Dans le cadre de leurs activités, les opérateurs doivent récupérer une donnée fiable et complète en amont de leurs opérations afin d’assurer le respect de leurs obligations déclaratives à l’importation ou à l’exportation, au titre de réglementations diverses : les biens à double usage (BDU), l’origine des marchandises importées ou encore le Mécanisme d’Ajustement Carbone aux Frontières (MACF), la déforestation importée (EUDR), le travail forcé et la responsabilité élargie du producteur (REP). En effet, 360 réglementations sectorielles environ peuvent impacter les opérations douanières.

Or, la circulation de l’information au sein même de l’entreprise est imparfaite. En pratique, il n’est pas rare de constater que chaque service reste maître de sa donnée et de la réglementation à laquelle il est soumis et que l’information ne circule pas ou de façon peu fluide entre ces différents services alors qu’une même donnée pourrait être nécessaire à plusieurs de ces services. La donnée est ainsi souvent redondante et les obligations se superposent sans interopérabilité.

Cette fragmentation a des effets tangibles en termes de fiabilité et cohérence de l’information traitée et impacte également le temps de traitement de l’information. Une étude stratégique en vue de l’intégration de la donnée au sein du système d’information interne ainsi que la rationalisation de la gestion des informations disponibles est désormais indispensable, l’IA pouvant par ailleurs être un outil d’aide précieux dans ce cadre.

L’IA : un outil d’aide tant pour les opérateurs que les autorités douanières

Tout d’abord, la qualité de la donnée est indispensable à sa bonne gestion. Pour ce faire, certains opérateurs ont recours à l’IA afin de les aider à déterminer les éléments douaniers devant être déclarés aux autorités. Elle permet par exemple de faciliter le classement tarifaire des marchandises, notamment lors de classement en masse de grande quantité de marchandises, sur la base de fiches techniques fournies par la Société ainsi que des textes réglementaires applicables et les rescrits publiés par les autorités. Des outils peuvent également aider à déterminer l’origine préférentielle ou la valeur en douane des marchandises.

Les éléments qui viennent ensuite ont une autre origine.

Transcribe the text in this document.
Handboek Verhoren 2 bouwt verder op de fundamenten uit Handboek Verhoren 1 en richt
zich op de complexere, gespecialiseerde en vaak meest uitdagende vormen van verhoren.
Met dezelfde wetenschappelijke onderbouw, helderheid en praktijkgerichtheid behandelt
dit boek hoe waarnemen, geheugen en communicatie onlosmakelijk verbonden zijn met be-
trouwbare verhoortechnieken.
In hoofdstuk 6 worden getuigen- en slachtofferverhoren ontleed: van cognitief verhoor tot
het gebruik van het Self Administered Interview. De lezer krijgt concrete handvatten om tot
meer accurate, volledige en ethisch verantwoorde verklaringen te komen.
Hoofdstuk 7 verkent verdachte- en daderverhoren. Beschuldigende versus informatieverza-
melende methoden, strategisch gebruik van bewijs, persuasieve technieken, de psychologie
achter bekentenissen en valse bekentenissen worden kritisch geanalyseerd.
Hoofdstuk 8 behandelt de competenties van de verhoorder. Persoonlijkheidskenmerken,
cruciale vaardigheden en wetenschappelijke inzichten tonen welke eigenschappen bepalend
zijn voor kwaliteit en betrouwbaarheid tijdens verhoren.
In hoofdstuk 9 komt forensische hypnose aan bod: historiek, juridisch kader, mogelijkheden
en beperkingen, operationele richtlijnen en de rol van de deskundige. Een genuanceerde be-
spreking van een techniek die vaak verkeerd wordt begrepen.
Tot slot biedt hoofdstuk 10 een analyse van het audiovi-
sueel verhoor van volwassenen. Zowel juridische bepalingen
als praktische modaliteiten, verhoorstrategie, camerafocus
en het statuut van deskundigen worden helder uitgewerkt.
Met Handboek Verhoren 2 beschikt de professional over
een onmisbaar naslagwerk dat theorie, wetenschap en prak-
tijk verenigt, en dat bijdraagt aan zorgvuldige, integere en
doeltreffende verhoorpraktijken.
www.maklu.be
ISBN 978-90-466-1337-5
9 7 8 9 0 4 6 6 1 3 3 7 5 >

L’IA peut également être utilisée pour rationaliser les opérations, automatiser des tâches répétitives ou identifier des risques, par exemple en mettant en évidence des factures complémentaires de frais de transport qui n’auraient pas été prises en compte au moment de l’importation, en rappelant les licences nécessaires aux opérations douanières envisagées ou encore en identifiant des informations déjà disponibles au sein du système d’information pouvant également être servies à différentes fins.

Bien entendu, ces outils ne doivent être envisagés que comme des facilitateurs et accélérateurs de prise de décision mais ne peuvent pas se substituer à un contrôle humain. Ainsi, si l’IA permet de faciliter et d’accélérer la détermination de ces éléments essentiels, il est primordial de garder un système Human-in-the-loop afin de contrôler les résultats et d’en assurer la conformité.

Enfin, l’IA peut également être utilisée en contrôle interne afin d’identifier des anomalies et de les traiter plus rapidement et efficacement. Ces contrôles peuvent, par exemple, consister en des vérifications des informations reprises dans les déclarations en douane, des alertes lors de changements de positions tarifaires ou des revues des clauses obligatoires relatives à l’application de certaines sanctions internationales intégrées dans les contrats avec les fournisseurs et les clients.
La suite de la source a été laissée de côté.